Groupon Inc. (Nasdaq: GRPN) late Friday disclosed a material weakness in its internal controls related to financial statements and restated 2011 full-year and fourth-quarter results that were worse than initially reported.
The Chicago-based operator of daily-deal website Groupon.com said the downward revisions were mainly due to its being hit with refund requests from merchants that cost more than previously calculated, as the company expands into deal offerings with higher refund rates.
Because of the restatements, Groupon's revenue for the quarter ended Dec. 31 fell by $14.3 million, to $492.2 million. The company had reported $506.5 million in revenue when it initally filed its fourth-quarter results in February. Operating income was reduced by $30 million -- swinging to a $15 million loss from $15 million in operating profit.

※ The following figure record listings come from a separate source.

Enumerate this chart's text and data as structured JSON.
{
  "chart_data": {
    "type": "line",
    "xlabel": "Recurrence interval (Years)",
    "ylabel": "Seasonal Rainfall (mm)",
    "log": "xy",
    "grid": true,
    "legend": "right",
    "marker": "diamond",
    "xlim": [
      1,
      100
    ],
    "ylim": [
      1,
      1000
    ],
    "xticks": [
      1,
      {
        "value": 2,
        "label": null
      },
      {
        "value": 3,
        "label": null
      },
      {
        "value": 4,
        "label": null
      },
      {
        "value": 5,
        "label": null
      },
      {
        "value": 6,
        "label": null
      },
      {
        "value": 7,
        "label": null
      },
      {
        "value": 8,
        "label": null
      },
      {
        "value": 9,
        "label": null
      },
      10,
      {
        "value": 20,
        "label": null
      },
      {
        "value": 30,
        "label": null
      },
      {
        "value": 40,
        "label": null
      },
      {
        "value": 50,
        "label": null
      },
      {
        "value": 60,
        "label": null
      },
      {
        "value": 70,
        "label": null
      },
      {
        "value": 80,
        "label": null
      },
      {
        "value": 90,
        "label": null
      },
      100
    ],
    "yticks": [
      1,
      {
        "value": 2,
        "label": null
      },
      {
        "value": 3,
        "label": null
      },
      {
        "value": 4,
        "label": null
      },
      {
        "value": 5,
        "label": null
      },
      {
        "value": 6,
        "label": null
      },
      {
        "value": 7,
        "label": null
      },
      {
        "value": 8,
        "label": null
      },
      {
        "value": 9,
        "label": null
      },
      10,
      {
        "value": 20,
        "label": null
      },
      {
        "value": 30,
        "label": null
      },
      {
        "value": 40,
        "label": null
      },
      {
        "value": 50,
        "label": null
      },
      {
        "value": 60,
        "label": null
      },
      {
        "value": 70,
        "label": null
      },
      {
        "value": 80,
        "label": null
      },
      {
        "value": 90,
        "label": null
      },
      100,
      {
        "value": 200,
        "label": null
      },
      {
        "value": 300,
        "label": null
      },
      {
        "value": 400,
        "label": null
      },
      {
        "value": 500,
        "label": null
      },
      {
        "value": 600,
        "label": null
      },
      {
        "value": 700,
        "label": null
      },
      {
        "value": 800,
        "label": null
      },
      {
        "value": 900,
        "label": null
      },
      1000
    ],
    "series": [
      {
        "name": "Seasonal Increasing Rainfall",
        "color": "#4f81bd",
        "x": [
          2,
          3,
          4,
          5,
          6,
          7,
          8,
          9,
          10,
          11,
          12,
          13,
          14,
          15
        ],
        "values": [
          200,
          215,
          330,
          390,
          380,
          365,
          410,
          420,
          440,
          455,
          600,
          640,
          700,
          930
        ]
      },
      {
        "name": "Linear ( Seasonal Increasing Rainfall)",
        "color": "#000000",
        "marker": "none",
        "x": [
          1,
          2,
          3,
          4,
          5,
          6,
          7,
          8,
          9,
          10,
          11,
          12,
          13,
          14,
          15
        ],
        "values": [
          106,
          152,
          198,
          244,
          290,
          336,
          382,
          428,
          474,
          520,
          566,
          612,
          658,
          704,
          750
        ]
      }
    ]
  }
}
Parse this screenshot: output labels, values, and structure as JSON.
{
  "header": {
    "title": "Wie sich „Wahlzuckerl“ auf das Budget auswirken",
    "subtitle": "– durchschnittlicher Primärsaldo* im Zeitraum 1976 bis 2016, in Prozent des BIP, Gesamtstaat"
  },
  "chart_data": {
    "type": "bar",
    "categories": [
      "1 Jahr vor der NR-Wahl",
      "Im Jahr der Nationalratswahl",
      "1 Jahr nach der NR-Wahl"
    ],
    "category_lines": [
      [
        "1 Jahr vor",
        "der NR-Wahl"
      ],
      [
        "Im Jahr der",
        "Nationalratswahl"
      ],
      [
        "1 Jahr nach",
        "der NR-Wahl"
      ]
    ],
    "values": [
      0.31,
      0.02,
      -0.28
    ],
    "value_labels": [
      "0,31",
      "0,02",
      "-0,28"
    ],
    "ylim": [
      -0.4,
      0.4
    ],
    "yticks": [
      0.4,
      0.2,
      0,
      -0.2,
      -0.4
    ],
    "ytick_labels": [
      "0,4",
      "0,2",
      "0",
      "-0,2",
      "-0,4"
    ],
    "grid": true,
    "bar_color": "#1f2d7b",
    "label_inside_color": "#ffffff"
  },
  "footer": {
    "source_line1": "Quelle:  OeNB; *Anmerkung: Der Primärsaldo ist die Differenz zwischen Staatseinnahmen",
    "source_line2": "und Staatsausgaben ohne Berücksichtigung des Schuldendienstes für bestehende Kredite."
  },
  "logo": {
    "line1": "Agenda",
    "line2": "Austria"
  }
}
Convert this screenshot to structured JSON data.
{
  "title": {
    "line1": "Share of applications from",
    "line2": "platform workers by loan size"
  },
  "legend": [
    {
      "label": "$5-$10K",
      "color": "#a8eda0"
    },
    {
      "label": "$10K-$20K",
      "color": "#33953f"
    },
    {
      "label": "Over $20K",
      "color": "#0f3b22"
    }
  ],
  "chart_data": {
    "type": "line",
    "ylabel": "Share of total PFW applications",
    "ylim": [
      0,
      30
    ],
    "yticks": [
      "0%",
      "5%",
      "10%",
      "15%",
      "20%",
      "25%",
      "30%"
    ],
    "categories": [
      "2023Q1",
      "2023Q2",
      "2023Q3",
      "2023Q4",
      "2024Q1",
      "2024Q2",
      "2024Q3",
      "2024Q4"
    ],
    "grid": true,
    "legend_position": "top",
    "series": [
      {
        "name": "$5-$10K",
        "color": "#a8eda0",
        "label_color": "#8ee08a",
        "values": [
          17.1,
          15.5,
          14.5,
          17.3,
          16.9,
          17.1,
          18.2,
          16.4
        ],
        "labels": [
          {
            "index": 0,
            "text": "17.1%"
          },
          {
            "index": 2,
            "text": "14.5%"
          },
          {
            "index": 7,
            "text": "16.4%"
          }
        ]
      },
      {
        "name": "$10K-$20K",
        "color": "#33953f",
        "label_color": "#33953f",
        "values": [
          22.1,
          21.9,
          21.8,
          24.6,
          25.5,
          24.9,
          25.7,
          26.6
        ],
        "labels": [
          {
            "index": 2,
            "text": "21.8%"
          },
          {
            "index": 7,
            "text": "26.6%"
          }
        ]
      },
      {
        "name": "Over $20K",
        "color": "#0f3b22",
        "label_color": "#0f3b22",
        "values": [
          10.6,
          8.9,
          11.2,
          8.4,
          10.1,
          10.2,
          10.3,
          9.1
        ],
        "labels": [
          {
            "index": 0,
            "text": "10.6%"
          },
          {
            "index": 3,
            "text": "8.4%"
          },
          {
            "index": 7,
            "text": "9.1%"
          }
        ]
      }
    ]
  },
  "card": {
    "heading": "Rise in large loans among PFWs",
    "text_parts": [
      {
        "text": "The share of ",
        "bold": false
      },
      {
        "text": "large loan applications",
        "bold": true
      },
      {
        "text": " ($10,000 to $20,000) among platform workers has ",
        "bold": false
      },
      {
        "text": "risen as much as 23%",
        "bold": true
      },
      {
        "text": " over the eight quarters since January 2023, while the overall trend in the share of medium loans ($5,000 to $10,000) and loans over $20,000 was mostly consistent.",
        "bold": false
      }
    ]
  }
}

The revised quarterly loss was $65.4 million, or 12 cents a share, widening from the loss of $42.7 million, or 8 cents a share, that Groupon had reported on Feb. 8. Those initial results represented unexpected losses compared with the fourth quarter of 2010.
For all of 2011, restated revenue was $1.6 billion with a net loss of $373.5 million, or $1.03 a share, according to Groupon's amended filing with the U.S. Securities and Exchange Commission.
Groupon said the revisions don't affect its previously stated guidance for this year's first quarter. It still expects revenue for the three months to be $510 million to $550 million with income from operations between $15 million and $35 million. The company has scheduled the release of its first-quarter results for May 14.
We remain confident in the fundamentals of our business, as our performance continues to highlight the value that we provide to customers and merchants, Chief Financial Officer Jason Child said.
Shares of Groupon fell nearly 6 percent to $17.29 in after-hours trading Friday following the company's disclosure.